The US Constitution didn't replace a Westminster-style parliamentary system with a presidential system; the system the US had under the Articles of Confederation wasn't a Westminster-style parliamentary system.
My point is that how the US Code and how the US Constitution are amended is fundamentally different: amendments passed to the US Code say things like "insert this section here", "delete this section", "replace this one with this one". And then the edits are applied, and the US Code is published with that edits applied. The amendments of the US Constitution aren't even made in the form of textual edits.

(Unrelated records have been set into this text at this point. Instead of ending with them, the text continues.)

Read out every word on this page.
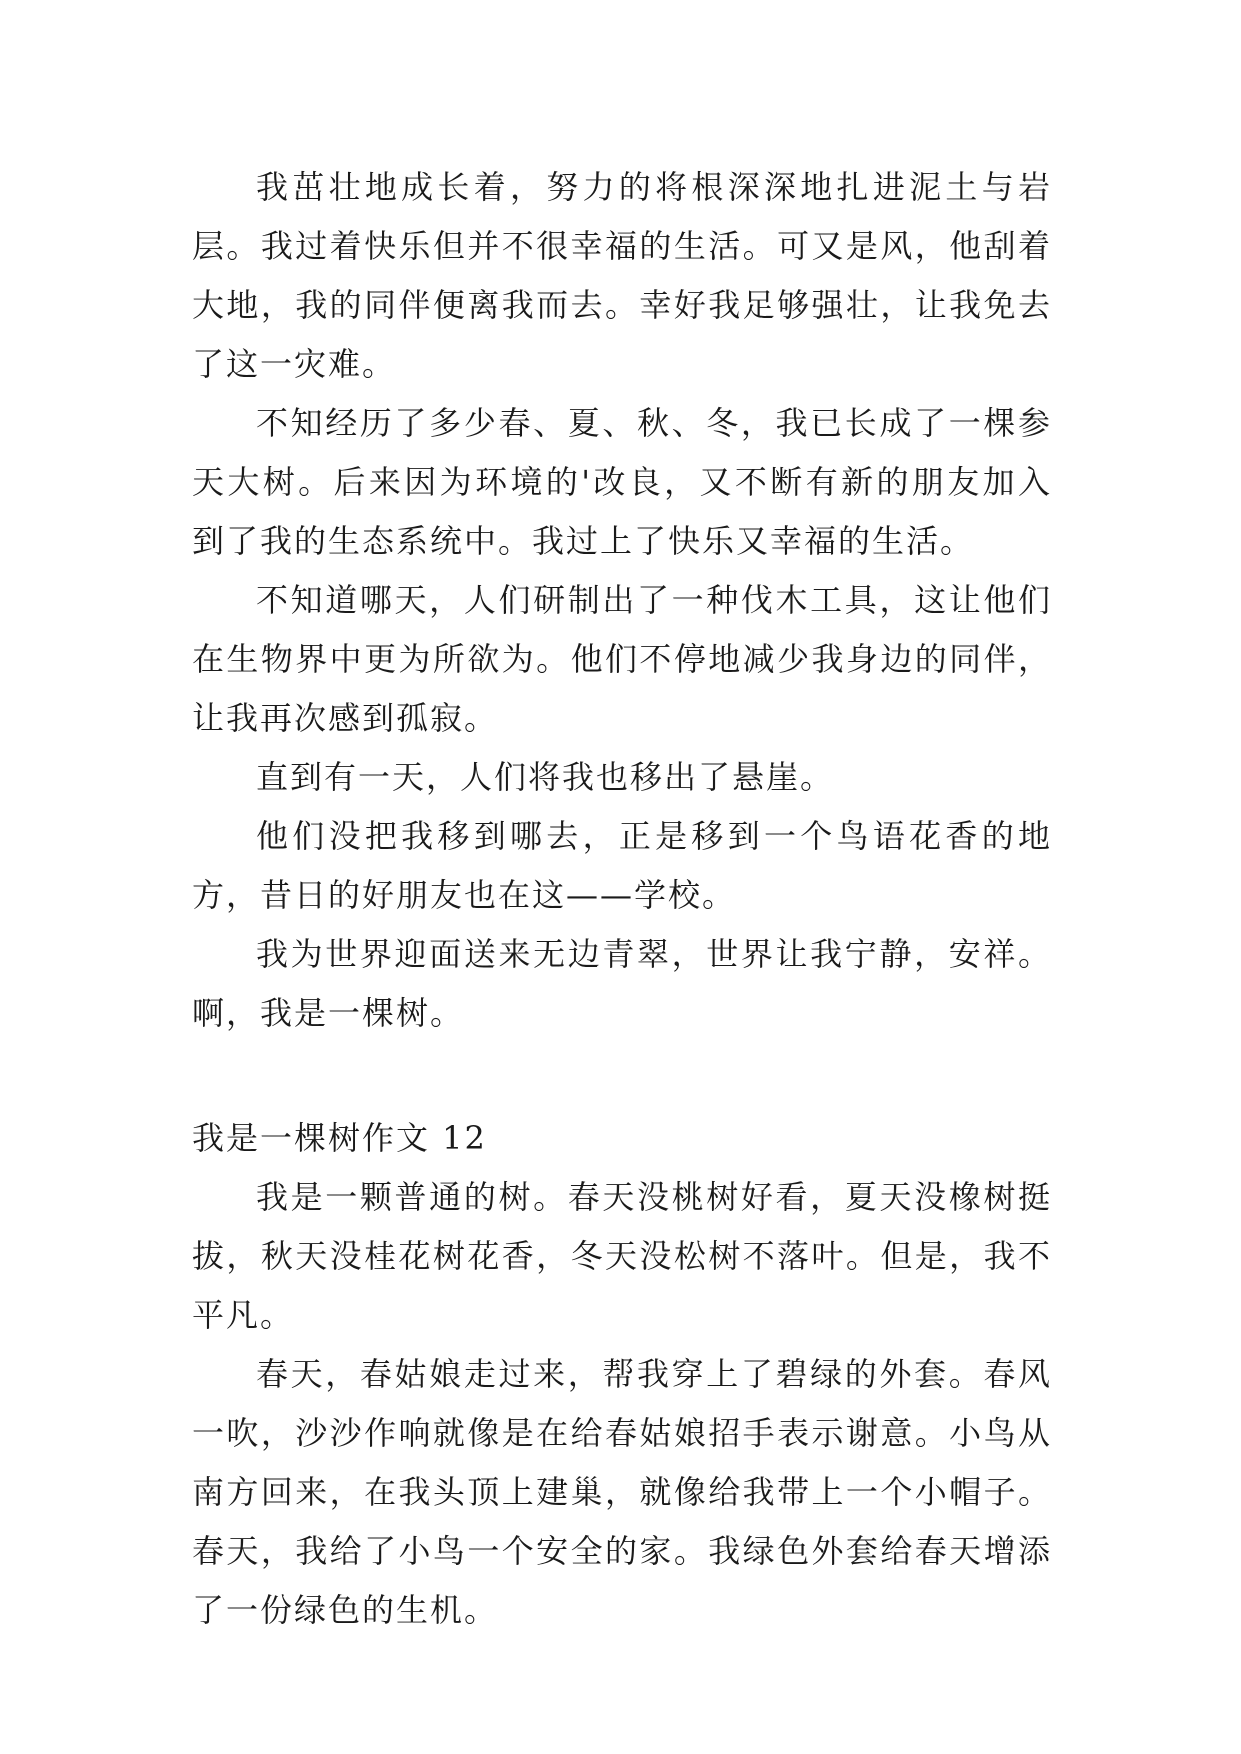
我茁壮地成长着，努力的将根深深地扎进泥土与岩层。我过着快乐但并不很幸福的生活。可又是风，他刮着大地，我的同伴便离我而去。幸好我足够强壮，让我免去了这一灾难。

不知经历了多少春、夏、秋、冬，我已长成了一棵参天大树。后来因为环境的'改良，又不断有新的朋友加入到了我的生态系统中。我过上了快乐又幸福的生活。

不知道哪天，人们研制出了一种伐木工具，这让他们在生物界中更为所欲为。他们不停地减少我身边的同伴，让我再次感到孤寂。

直到有一天，人们将我也移出了悬崖。

他们没把我移到哪去，正是移到一个鸟语花香的地方，昔日的好朋友也在这——学校。

我为世界迎面送来无边青翠，世界让我宁静，安祥。啊，我是一棵树。

我是一棵树作文 12

我是一颗普通的树。春天没桃树好看，夏天没橡树挺拔，秋天没桂花树花香，冬天没松树不落叶。但是，我不平凡。

春天，春姑娘走过来，帮我穿上了碧绿的外套。春风一吹，沙沙作响就像是在给春姑娘招手表示谢意。小鸟从南方回来，在我头顶上建巢，就像给我带上一个小帽子。春天，我给了小鸟一个安全的家。我绿色外套给春天增添了一份绿色的生机。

> My understanding is that the UK still mostly does uncodified law
Even though UK law largely isn't codified, they still mainly print Acts in consolidated form – repealed sections are omitted, amendments are incorporated into the text, etc. The main thing that stops it being a code is you have lots of acts on different topics listed alphabetically, whereas codification would imply merging all those into one big act (or a few big acts) with its contents being organised topically
> The US Constitution didn't replace a Westminster-style parliamentary system with a presidential system; the system the US had under the Articles of Confederation wasn't a Westminster-style parliamentary system.

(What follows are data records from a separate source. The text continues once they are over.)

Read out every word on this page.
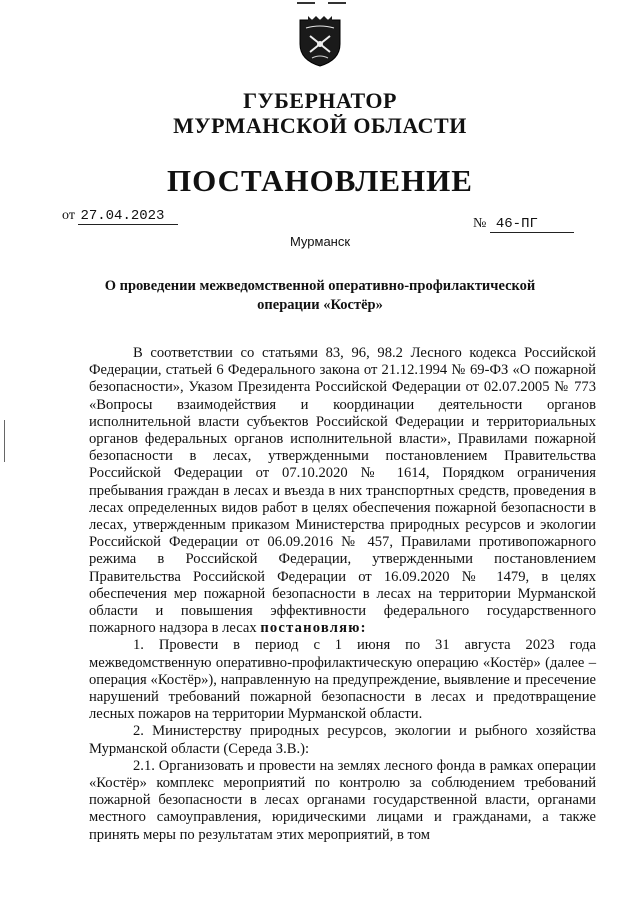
ГУБЕРНАТОР
МУРМАНСКОЙ ОБЛАСТИ
ПОСТАНОВЛЕНИЕ
от 27.04.2023	№ 46-ПГ
Мурманск
О проведении межведомственной оперативно-профилактической операции «Костёр»

В соответствии со статьями 83, 96, 98.2 Лесного кодекса Российской Федерации, статьей 6 Федерального закона от 21.12.1994 № 69-ФЗ «О пожарной безопасности», Указом Президента Российской Федерации от 02.07.2005 № 773 «Вопросы взаимодействия и координации деятельности органов исполнительной власти субъектов Российской Федерации и территориальных органов федеральных органов исполнительной власти», Правилами пожарной безопасности в лесах, утвержденными постановлением Правительства Российской Федерации от 07.10.2020 № 1614, Порядком ограничения пребывания граждан в лесах и въезда в них транспортных средств, проведения в лесах определенных видов работ в целях обеспечения пожарной безопасности в лесах, утвержденным приказом Министерства природных ресурсов и экологии Российской Федерации от 06.09.2016 № 457, Правилами противопожарного режима в Российской Федерации, утвержденными постановлением Правительства Российской Федерации от 16.09.2020 № 1479, в целях обеспечения мер пожарной безопасности в лесах на территории Мурманской области и повышения эффективности федерального государственного пожарного надзора в лесах постановляю:

1. Провести в период с 1 июня по 31 августа 2023 года межведомственную оперативно-профилактическую операцию «Костёр» (далее – операция «Костёр»), направленную на предупреждение, выявление и пресечение нарушений требований пожарной безопасности в лесах и предотвращение лесных пожаров на территории Мурманской области.

2. Министерству природных ресурсов, экологии и рыбного хозяйства Мурманской области (Середа З.В.):

2.1. Организовать и провести на землях лесного фонда в рамках операции «Костёр» комплекс мероприятий по контролю за соблюдением требований пожарной безопасности в лесах органами государственной власти, органами местного самоуправления, юридическими лицами и гражданами, а также принять меры по результатам этих мероприятий, в том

Actually in a lot of ways the Articles of Confederation was closer to a Westminster style parliamentary system than the US Constitution is. The defining feature of a parliamentary system is the executive is practically subordinated to the legislature, rather than being an independent seat of political power. The Articles of Confederation had that – the national executive was quite limited in extent (there was a treasury, the army, navy, foreign affairs, and the postmaster-general) but it was wholly subordinate to Congress and had no independent seat of power.